🤖 AI Summary
This study addresses the lack of a unified theoretical account for systematic deviations of translated texts from native target-language productions—commonly referred to as translationese. It proposes that translationese arises as a rational response by translators to the cognitive load imposed by task difficulty, operationalized through source-text complexity and cross-linguistic transfer difficulty. The authors develop an integrative explanatory model combining information-theoretic measures (LLM-based surprisal), syntactic complexity, semantic features, and translation disentropic signals, and introduce an automated classifier to generate paragraph-level translatedness scores. Experiments on bidirectional English–German corpora demonstrate that task difficulty significantly accounts for translationese, particularly in English-to-German translation, with cross-linguistic transfer difficulty exerting a stronger influence than source-text complexity.

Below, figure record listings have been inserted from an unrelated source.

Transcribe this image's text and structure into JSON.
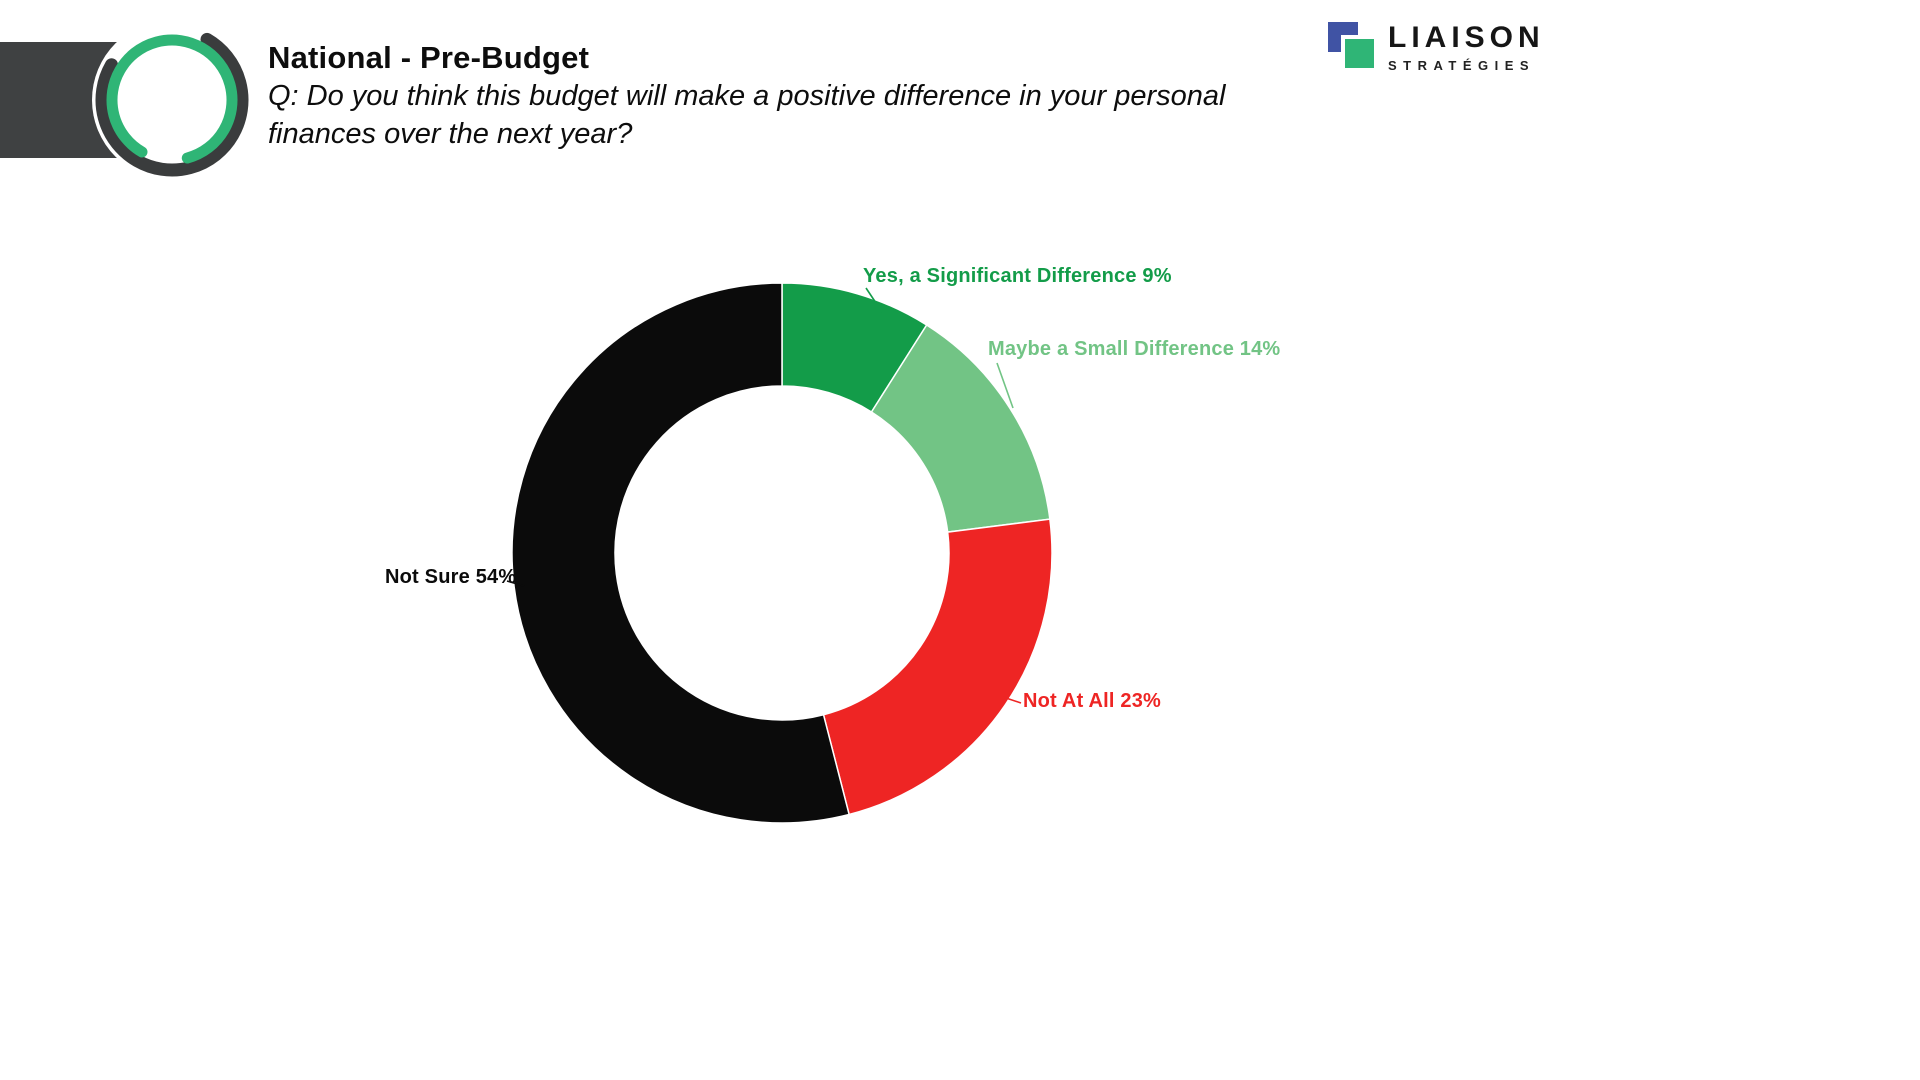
{
  "header": {
    "title": "National - Pre-Budget",
    "question": "Q: Do you think this budget will make a positive difference in your personal finances over the next year?"
  },
  "brand": {
    "name": "LIAISON",
    "subtitle": "STRATÉGIES",
    "icon": "overlapping-squares-icon",
    "colors": {
      "blue": "#4053a4",
      "green": "#2fb576"
    }
  },
  "decor": {
    "banner_color": "#3f4142",
    "ring_logo": "concentric-rings-icon",
    "ring_colors": {
      "dark": "#3a3c3d",
      "green": "#2fb576"
    }
  },
  "chart_data": {
    "type": "pie",
    "donut": true,
    "title": "Do you think this budget will make a positive difference in your personal finances over the next year?",
    "start_angle_deg": -90,
    "direction": "clockwise",
    "legend_position": "callout-labels",
    "categories": [
      "Yes, a Significant Difference",
      "Maybe a Small Difference",
      "Not At All",
      "Not Sure"
    ],
    "values": [
      9,
      14,
      23,
      54
    ],
    "slices": [
      {
        "label": "Yes, a Significant Difference",
        "value": 9,
        "display": "Yes, a Significant Difference 9%",
        "color": "#139c49"
      },
      {
        "label": "Maybe a Small Difference",
        "value": 14,
        "display": "Maybe a Small Difference 14%",
        "color": "#72c485"
      },
      {
        "label": "Not At All",
        "value": 23,
        "display": "Not At All 23%",
        "color": "#ee2524"
      },
      {
        "label": "Not Sure",
        "value": 54,
        "display": "Not Sure 54%",
        "color": "#0b0b0b"
      }
    ]
  }
}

Among all predictors, syntactic complexity and translation disentropy emerge as the most robust indicators.
📝 Abstract
Translations systematically diverge from texts originally produced in the target language, a phenomenon widely referred to as translationese. Translationese has been attributed to production tendencies (e.g. interference, simplification), socio-cultural variables, and language-pair effects, yet a unified explanatory account is still lacking. We propose that translationese reflects cognitive load inherent in the translation task itself. We test whether observable translationese can be predicted from quantifiable measures of translation task difficulty. Translationese is operationalised as a segment-level translatedness score produced by an automatic classifier. Translation task difficulty is conceptualised as comprising source-text and cross-lingual transfer components, operationalised mainly through information-theoretic metrics based on LLM surprisal, complemented by established syntactic and semantic alternatives. We use a bidirectional English-German corpus comprising written and spoken subcorpora. Results indicate that translationese can be partly explained by translation task difficulty, especially in English-to-German. For most experiments, cross-lingual transfer difficulty contributes more than source-text complexity. Information-theoretic indicators match or outperform traditional features in written mode, but offer no advantage in spoken mode. Source-text syntactic complexity and translation-solution entropy emerged as the strongest predictors of translationese across language pairs and modes.